Салифанов невнятно ответил мне из-за низеньких прибрежных кустов. Как можно умудриться спрятаться за ними, непонятно. Я шагнул в сторону, с которой доносился голос, и сразу увидел Сергея, низко сидящего на коленях. Поэтому он и был скрыт от наших взоров. Он что-то рассматривал, озабоченно шевеля пальцами песок. Когда я подошел ближе, он молча ткнул подбородком себе под ноги. На влажном прибрежном песке были четко отпечатаны следы.
Три ровных черты сходились в пучок, словно три растопыренных пальца. Поражал не вид следа — его величина. Таких размеров птиц в природе не существовало.
Я мысленно подрисовывал к тем палочкам следа ногу, потом тело, крылья, потом шею и голову. Птица вышла ужасающих размеров. Вспомнились мрачные сказки про злоключения Синдбада-Морехода: железные птицы, утаскивающие незадачливых моряков в гнезда на пищеварительную потребу своим птенцам. Я невольно оглянулся, ища на горизонте черный силуэт приближающейся птицы-монстра. Я не верил сказкам, я жил в век телевизионного вещания и популярной передачи «В мире животных». Я знал: на земле не существует птиц, больших по размеру, чем страус, но тот не летает, а скачет по саванне, как заяц-русак, потому что такую тушу крылья в воздух не поднимут. Прибежать сюда из Африки страус не мог, его бы остановило море. Но я видел следы. Мои знания расходились с моими наблюдениями. Я должен был либо верить учебникам зоологии, либо своим глазам. «Может, здесь какой-нибудь птеродактиль сохранился в живом виде, как Лох-Несское чудовище? — мелькнула дикая мысль, но я тут же отказался от нее. — Или просто Салифанов решил по старой памяти шуткануть?» — заподозрил я подвох. Пальцем или прутиком нацарапал на песке следы и с наслаждением ждет, когда у меня на голове волосы зашевелятся и встанут по стойке смирно. Я с подозрением взглянул на Сергея. Но он был необыкновенно серьезен. Наверное, поняв мои мысли, он показал глазами вокруг. Следов было множество, они шли к воде, поднимались на ближайший холмик. Нацарапать столько картинок за короткий срок Сергей не мог, тем более что следы были очень похожи, просто идентичны. Вид множественности отпечатков немного успокоил. Ужасы по-настоящему серьезны в единственном числе. Пугает один леший. Сто леших — это уже ближе к комедии. Я представил стаю железных птиц, летящих, бренчащих, скрипящих проржавевшим металлом, капающих с суставов почерневшим машинным маслом. Нет, это совсем не то, что одна гигантская птица, подкрадывающаяся сзади. Я вновь непроизвольно оглянулся, неприятно почувствовав кожей, как железные острые когти смыкаются на моей тонкой шее. Но это уже был страх на излете.

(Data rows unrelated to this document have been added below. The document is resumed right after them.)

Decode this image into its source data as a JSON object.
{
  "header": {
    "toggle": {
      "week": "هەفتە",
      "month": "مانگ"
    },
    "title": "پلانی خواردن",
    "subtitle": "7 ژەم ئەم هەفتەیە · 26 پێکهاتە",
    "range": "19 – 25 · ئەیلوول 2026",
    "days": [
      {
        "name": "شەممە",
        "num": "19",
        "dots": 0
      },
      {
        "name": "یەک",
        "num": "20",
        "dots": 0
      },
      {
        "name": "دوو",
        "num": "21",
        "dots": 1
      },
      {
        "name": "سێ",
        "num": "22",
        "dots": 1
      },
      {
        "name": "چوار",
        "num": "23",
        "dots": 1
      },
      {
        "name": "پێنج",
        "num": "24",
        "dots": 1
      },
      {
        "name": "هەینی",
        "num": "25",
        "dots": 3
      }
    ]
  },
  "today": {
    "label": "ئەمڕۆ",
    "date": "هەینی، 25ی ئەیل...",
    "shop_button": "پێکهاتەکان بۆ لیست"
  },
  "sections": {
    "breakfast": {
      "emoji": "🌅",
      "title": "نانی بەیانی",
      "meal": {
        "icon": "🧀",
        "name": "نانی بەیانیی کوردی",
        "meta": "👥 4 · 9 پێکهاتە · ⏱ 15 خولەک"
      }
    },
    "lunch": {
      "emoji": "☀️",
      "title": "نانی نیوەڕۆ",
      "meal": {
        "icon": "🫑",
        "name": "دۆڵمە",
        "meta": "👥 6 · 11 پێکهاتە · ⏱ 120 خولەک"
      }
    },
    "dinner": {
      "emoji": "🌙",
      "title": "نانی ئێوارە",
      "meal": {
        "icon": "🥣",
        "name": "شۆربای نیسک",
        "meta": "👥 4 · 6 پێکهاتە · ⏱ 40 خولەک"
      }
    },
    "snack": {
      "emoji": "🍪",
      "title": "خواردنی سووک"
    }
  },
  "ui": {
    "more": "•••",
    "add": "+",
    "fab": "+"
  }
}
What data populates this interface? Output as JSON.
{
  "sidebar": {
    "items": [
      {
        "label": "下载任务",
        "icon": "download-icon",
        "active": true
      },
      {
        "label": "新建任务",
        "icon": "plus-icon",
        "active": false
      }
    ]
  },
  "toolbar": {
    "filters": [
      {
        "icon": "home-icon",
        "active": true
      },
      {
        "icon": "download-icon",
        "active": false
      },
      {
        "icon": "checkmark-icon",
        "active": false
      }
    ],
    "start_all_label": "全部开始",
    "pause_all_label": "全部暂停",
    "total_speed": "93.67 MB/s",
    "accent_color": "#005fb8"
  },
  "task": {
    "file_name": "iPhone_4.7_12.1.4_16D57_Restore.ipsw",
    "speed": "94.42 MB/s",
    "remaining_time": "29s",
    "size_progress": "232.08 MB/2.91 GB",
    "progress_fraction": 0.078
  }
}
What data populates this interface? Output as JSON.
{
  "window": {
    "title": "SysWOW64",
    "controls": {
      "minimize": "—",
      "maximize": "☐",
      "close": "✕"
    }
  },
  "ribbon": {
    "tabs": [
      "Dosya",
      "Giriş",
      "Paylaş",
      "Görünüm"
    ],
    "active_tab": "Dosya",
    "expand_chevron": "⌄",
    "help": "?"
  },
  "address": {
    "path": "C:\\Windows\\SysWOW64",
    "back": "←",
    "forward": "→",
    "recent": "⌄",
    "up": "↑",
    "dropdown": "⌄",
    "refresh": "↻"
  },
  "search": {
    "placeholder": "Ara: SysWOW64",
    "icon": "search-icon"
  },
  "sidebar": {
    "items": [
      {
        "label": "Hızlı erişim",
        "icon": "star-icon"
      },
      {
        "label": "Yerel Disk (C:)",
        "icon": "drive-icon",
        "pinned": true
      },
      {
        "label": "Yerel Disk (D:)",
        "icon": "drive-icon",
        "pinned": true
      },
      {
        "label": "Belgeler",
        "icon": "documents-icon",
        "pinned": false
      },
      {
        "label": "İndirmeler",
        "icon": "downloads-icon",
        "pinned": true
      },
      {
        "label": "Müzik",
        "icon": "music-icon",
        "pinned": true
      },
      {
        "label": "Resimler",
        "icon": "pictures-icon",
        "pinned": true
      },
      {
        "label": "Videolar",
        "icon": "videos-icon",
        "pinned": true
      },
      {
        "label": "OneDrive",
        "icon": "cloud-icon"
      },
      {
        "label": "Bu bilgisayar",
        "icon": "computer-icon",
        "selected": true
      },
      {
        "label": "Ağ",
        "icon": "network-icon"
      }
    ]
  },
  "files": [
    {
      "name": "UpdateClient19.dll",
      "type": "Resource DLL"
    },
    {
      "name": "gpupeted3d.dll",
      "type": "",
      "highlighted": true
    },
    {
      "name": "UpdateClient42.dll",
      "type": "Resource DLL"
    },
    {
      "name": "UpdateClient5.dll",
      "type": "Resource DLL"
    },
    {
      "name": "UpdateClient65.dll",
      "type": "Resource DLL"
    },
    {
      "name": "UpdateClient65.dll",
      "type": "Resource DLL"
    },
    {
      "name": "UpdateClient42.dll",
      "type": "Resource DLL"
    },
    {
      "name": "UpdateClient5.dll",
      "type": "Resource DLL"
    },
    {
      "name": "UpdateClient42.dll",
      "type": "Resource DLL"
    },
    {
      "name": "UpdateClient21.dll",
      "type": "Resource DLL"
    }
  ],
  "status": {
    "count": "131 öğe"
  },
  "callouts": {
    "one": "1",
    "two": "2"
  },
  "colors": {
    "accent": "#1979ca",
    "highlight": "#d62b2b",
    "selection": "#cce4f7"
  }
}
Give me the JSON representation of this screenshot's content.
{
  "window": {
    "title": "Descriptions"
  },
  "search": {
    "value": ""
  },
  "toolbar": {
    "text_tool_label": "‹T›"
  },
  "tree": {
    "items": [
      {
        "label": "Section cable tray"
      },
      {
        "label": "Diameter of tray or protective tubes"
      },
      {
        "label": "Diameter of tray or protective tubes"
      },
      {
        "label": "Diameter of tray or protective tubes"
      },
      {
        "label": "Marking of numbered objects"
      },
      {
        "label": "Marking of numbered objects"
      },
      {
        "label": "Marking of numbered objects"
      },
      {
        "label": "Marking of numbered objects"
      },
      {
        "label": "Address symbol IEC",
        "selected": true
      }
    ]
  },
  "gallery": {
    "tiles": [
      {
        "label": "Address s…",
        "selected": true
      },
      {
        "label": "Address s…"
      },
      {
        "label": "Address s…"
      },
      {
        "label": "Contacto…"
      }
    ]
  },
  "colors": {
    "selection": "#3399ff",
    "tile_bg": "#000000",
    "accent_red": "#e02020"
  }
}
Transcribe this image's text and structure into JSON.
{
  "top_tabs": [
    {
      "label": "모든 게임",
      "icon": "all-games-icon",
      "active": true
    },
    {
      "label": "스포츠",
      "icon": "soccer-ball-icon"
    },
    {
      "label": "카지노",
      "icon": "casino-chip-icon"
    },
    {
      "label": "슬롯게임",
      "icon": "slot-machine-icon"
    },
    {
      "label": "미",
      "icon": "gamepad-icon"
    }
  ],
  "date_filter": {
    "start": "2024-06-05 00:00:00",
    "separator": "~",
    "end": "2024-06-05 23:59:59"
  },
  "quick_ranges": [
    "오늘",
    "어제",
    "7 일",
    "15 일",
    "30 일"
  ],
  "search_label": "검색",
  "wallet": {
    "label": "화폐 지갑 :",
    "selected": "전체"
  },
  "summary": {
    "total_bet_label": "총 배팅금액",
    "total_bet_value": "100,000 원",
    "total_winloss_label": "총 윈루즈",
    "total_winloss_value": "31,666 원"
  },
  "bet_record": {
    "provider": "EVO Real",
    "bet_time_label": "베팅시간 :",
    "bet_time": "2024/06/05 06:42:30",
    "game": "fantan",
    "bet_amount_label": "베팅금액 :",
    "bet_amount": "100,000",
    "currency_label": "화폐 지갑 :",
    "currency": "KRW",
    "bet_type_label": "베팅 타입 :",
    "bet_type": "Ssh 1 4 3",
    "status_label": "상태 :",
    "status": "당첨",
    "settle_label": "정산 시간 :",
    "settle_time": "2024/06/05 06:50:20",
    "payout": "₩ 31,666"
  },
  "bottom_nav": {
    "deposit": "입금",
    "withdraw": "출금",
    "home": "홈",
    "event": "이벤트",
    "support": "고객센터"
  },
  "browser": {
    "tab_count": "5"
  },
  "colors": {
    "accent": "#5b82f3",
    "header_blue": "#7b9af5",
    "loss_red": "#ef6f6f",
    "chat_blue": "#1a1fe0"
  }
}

Мистическая эмоциональность предков сменилась присущим современному человеку нездоровым скептицизмом. Я не фантазировал объяснения, я хотел в точности знать, кто или что здесь топталось.
— Представляешь, если этот пернатый друг долбанет клювом по темечку, — присвистнул Салифанов.
Я представил и понял, что мое темечко такой встречи явно не выдержит.
— А что за птица? — спросил, надеясь услышать успокоительный ответ.
— Откуда я знаю, — поморщился Сергей, — но догадываюсь, что нам здесь лучше не засиживаться.
Я вспомнил рассказы моряков про то, как чайки выклевывали глаза людям, неосторожно потревожившим их гнездовья. Может, нам, как говорит Серега, «свистели в уши», но проверять правильность полученных сведений на себе я не желал. Береженого бог бережет!
— Наверное, это фламинго или пеликаны, — предположила Войцева, — у всех водоплавающих лапы непропорциональны телу.
Я изменил нарисованный в воображении портрет птицы согласно новым масштабам, пересмотрев соотношение голова-тело-ноги. Получилось вполне приемлемо. Теперь, когда страх быть склеванным приглушился, во мне проснулись другие насущные заботы.
— Это еще кто кого съест! — расхрабрился я, подчиняясь нахлынувшим инстинктам. Коль убежал от хищника, думай, кого можешь слопать сам.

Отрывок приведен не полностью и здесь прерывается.